Ivan Leščák, strategy and regulatory director of telecom operator GTS Nextra, said that the Slovak market had been formally liberalized, but that the market was not regulated with the standard tools called for by the EU regulatory framework.
"The dominant company has lots of room to oppress the competition in various ways, while the regulatory body basically deals only with the formal aspects of regulation. This means that the [Telecom Bureau] explores whether there is competition on various markets, even on those where the existence of a dominant company is absolutely obvious, and proposes solutions which are then subject to several rounds of appeal. Unfortunately, when the ruling can finally be applied, it is often no longer timely, or the dominant company has further strengthened its position," Leščák said.
According to him, the absence of true market liberalization has allowed several firms to retain their dominance, with implications for other economic sectors.
"In cases where you only have a limited number of major players competing, the level of competition tends to fall and prices stagnate," Leščák said.
New technologies and government policy
According to Súkeník, the Slovak telecom market is gradually waking up to the benefits of multimedia solutions.
"The voice over Internet protocol (VoIP) solutions, broadband access to the Internet protocol (IP) environment, multi-protocol label switching (MPLS) technologies, and videoconferencing solutions have definitely found their way to the consumer," he said.
Súkeník also believes that Slovakia could be making much better use of European Union money for development than it did from 2004 and 2006.
"There are huge reserves, and I expect we will use these funds much better between 2007 and 2013," he added.
He said he would advise the government to increase transparency in the process of approving projects submitted to receive structural funds.
"We would advise [the next administration] to reduce the administrative burden, to install on-line tracking of the approval process, and to support the [creation of] e-government," Súkeník said.
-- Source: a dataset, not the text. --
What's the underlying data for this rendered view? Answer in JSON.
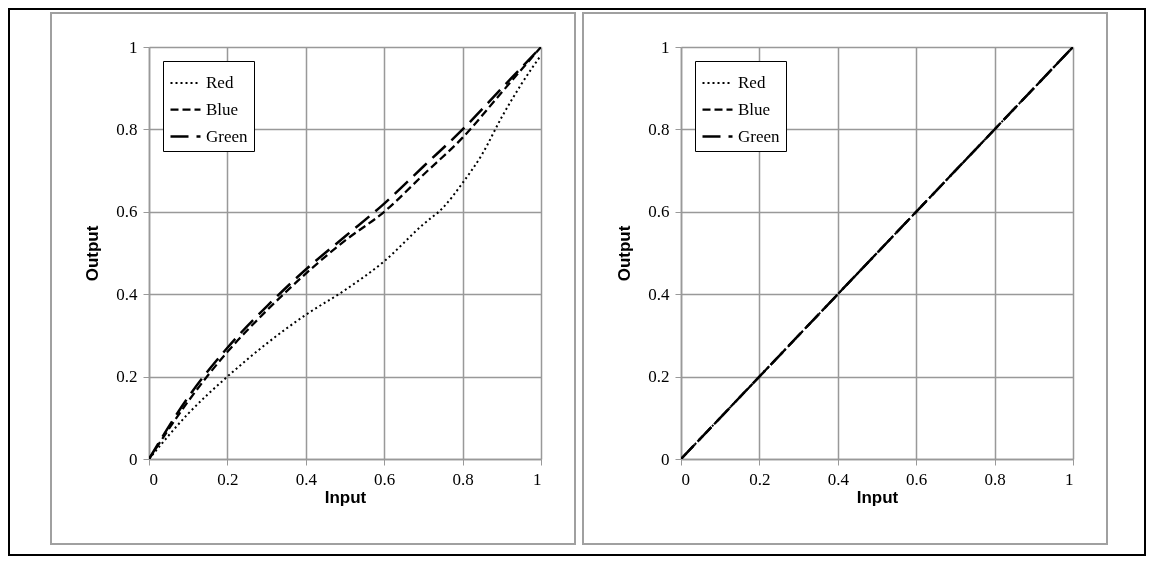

As the leadership of the Telecom Ministry changes following June 17 elections, and the new government frames its telecom and ICT policy, market players have advice for the next administration that goes beyond how it uses EU aid.
Droba of T-Mobile said the government should cover all costs related to national security, especially those related to the increased demand for surveillance and data warehousing.
"There's no reason for these costs to be carried by telco operators," Droba said.
He added that the new government should be careful to avoid pre-emptive regulation of telco markets with growth potential, as this would hinder their development and in the end affect the consumer.
"We are also in favour of a process that assures entry conditions for new telecom market players that are fair for both new and incumbent operators," Droba said.
Operators are aware that the regulations that tend to affect them the most are manufactured in Brussels, and expect the new government to push harder for better conditions for the development of information and communications technologies.
"We expect our future government to lobby harder for the development of ICT in Slovakia and within the whole [EU]," ST's Kondáš said.
He stressed that building an information-based society was key to keeping the EU competitive with the United States and countries of the Far East, where much more is being invested into strategic ICT spheres.
"The EU invests less into strategic info-communication branches," Kondáš said.
He added that the EU regulatory framework for electronic communications networks and services calls for the regulation of new technologies, and thus limits the return on investments into them.
"We will call on the representatives of the future government and parliament to green-light the development of the information society, as well as innovations and investments in new technologies first of all at the EU level," Kondáš said.